La Croix-Rouge se dit prête «à mettre en place des équipes mobiles qui pourront effectuer des tests virologiques, le suivi sanitaire des personnes malades isolées, ainsi que participer aux enquêtes épidémiologiques, détaille Marc Zyltman, administrateur national de l'organisation. Pour cela, nos équipes sont en train d'être formées auprès de la direction générale de la santé.»

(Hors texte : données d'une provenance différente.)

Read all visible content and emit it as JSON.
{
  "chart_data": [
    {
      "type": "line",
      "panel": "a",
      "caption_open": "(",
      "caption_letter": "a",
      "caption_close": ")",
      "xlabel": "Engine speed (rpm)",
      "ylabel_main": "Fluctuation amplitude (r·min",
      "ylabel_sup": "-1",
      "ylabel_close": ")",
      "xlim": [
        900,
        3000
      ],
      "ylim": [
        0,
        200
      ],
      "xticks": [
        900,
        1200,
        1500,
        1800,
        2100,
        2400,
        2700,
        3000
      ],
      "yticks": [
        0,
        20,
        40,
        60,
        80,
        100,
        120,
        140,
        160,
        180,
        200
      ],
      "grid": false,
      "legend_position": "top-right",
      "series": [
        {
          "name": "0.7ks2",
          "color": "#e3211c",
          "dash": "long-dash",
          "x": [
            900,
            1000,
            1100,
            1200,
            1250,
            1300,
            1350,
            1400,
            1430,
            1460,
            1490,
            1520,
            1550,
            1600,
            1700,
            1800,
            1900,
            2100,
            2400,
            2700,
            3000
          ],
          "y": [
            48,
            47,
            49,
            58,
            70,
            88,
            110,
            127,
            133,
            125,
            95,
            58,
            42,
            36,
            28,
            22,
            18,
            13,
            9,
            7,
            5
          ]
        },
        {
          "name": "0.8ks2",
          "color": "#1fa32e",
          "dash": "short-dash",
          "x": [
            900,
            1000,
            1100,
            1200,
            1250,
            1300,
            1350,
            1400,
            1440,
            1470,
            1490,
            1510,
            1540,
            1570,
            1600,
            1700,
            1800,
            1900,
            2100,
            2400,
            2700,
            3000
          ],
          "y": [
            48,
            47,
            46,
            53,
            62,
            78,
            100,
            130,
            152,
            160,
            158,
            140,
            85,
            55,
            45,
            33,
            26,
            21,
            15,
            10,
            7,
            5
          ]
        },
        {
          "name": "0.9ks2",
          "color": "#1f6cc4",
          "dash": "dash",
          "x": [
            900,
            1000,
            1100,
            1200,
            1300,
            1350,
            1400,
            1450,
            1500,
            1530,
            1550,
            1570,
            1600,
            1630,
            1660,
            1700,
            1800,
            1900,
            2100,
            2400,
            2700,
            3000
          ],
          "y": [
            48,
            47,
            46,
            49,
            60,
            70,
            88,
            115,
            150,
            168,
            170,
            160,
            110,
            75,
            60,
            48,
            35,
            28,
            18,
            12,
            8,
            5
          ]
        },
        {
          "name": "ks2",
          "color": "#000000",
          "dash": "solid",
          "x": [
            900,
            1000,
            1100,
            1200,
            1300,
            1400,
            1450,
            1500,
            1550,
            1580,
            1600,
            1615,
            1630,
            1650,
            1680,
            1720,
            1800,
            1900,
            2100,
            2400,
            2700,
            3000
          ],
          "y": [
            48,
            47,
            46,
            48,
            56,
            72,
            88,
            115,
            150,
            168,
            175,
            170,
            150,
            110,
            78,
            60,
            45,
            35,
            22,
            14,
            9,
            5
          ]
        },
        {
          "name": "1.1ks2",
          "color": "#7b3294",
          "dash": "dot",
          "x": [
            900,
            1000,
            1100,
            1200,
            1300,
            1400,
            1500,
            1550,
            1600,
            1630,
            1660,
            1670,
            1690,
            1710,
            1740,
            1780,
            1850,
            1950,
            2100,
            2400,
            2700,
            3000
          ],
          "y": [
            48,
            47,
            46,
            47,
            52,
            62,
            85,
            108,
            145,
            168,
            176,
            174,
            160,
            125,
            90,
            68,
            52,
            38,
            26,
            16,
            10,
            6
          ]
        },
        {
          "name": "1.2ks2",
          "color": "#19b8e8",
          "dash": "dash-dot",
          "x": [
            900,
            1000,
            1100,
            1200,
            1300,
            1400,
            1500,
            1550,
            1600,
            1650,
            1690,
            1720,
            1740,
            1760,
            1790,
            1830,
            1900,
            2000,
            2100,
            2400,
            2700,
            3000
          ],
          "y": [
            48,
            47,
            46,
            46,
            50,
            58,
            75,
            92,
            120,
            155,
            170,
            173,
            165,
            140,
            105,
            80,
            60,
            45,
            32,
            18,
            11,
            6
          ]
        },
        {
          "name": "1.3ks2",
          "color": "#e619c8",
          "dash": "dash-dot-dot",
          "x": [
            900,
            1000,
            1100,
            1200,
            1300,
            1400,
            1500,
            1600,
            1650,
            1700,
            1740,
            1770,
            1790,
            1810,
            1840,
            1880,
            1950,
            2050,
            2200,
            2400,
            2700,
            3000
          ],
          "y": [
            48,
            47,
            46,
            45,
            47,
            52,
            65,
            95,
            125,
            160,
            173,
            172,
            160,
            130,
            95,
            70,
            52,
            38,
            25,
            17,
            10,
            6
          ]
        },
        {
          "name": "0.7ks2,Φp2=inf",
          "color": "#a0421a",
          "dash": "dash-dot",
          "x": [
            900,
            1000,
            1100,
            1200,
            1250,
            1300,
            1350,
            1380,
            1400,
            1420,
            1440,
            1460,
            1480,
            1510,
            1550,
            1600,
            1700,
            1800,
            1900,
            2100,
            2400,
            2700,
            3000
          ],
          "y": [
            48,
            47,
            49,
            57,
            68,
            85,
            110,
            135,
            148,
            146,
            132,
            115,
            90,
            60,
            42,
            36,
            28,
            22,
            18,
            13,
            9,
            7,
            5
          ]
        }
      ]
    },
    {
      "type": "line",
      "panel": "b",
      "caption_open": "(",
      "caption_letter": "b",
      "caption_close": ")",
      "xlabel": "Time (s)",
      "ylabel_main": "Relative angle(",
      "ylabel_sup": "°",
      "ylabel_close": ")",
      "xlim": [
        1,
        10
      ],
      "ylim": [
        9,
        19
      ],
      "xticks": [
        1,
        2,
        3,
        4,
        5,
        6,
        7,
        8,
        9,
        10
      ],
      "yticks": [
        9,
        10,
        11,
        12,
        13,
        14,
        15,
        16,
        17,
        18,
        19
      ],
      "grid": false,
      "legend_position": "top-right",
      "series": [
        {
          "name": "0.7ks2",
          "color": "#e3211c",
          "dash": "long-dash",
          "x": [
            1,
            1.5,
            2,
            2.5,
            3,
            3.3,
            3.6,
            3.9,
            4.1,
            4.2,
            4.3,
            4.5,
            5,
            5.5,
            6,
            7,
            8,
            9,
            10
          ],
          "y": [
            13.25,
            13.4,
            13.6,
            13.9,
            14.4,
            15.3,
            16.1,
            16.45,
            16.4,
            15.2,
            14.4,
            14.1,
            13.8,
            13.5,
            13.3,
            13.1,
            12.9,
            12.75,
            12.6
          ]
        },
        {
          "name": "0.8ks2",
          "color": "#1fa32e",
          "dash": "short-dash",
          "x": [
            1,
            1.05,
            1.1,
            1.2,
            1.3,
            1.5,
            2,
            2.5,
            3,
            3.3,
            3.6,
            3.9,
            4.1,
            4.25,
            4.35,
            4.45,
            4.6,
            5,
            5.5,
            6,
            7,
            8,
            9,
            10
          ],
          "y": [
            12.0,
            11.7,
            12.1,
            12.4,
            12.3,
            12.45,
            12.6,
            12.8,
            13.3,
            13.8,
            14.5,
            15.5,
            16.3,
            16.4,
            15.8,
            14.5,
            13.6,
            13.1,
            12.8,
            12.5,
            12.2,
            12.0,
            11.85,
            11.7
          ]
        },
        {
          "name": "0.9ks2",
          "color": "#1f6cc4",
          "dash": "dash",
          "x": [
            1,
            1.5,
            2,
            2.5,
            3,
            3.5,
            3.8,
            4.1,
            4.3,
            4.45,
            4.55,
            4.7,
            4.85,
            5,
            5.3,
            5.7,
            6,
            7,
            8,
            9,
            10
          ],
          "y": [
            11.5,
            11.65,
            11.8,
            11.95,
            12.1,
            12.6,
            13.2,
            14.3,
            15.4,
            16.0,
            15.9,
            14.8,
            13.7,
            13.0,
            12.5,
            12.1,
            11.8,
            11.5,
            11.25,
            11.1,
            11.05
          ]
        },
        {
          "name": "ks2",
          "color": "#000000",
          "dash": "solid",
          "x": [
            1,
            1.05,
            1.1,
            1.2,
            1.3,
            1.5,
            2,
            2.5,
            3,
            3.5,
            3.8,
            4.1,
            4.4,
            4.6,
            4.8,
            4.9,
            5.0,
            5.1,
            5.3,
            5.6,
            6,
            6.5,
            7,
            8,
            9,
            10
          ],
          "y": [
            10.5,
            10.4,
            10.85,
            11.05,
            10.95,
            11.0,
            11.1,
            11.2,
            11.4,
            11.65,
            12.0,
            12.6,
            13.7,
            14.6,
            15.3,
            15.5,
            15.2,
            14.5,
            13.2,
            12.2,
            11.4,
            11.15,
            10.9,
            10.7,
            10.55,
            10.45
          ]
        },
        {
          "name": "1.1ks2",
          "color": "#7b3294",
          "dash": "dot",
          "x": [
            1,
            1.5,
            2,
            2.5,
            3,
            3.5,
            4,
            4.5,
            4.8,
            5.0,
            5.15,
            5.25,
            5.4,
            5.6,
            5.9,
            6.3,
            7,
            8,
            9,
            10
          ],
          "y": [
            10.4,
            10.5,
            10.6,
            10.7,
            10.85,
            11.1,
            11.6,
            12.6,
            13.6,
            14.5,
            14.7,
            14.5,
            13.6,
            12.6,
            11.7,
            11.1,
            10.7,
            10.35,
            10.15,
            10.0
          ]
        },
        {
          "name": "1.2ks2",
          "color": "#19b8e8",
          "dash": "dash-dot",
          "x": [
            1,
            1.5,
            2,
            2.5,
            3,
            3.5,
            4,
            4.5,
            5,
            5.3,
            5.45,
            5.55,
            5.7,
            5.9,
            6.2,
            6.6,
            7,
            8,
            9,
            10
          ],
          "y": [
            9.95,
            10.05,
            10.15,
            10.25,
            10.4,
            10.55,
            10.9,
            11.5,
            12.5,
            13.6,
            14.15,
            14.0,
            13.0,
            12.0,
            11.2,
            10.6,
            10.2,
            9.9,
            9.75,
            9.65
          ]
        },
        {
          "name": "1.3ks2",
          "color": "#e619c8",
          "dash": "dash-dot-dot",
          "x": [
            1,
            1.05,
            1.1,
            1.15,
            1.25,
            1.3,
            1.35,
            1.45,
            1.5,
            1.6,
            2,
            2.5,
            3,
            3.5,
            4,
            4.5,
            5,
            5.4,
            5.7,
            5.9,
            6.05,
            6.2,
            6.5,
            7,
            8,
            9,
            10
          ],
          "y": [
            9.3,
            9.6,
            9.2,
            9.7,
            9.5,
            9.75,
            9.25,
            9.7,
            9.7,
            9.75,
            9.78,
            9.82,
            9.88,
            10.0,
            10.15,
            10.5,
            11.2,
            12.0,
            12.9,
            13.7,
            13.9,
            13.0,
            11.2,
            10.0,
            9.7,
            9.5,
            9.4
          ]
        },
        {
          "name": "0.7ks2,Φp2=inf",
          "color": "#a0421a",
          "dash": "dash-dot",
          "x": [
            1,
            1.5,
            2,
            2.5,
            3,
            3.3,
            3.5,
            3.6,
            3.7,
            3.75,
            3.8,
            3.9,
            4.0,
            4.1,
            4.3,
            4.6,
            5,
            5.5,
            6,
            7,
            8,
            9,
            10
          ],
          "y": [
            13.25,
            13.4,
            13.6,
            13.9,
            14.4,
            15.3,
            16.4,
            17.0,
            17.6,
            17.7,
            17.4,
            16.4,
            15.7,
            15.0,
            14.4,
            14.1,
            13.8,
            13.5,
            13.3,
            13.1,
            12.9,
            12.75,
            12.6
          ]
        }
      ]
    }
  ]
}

Du côté des collectivités locales, «nous attendons le mode d'emploi, explique le directeur de l'Assemblée des départements, Pierre Monzani. Nous pouvons imaginer que les agents de la route, les sapeurs-pompiers ou encore le personnel d'action sociale puissent contribuer à établir ces chaînes de transmission et prévenir les gens, au cours de leurs déplacements». Une nouvelle réunion est prévue samedi après-midi avec Jean Castex, coordinateur de la stratégie nationale de déconfinement.

Projet de loi

L'idée de mobiliser la «réserve citoyenne» constituée au début du confinement a été écartée, a-t-on appris de source ministérielle : «Les enquêteurs auront accès aux données Ameli des personnes concernées, il fallait une assermentation que nous ne pouvions pas leur donner.» Cette assermentation nécessaire pour la manipulation des données des patients devra-t-elle être généralisée à tout le personnel non médical de ces «brigades» ? «Il conviendra de légiférer», a tranché Edouard Philippe. C'est un des enjeux du projet de loi présenté samedi au Conseil des ministres puis, la semaine prochaine, au Parlement.

«Le fait que ces dispositifs soient prêts doit être une condition au déconfinement, assure Olivier Gossner, chercheur au Centre de recherche en économie et statistique de Polytechnique. Car si on laisse l'épidémie reprendre, ils ne seront plus d'aucune utilité.»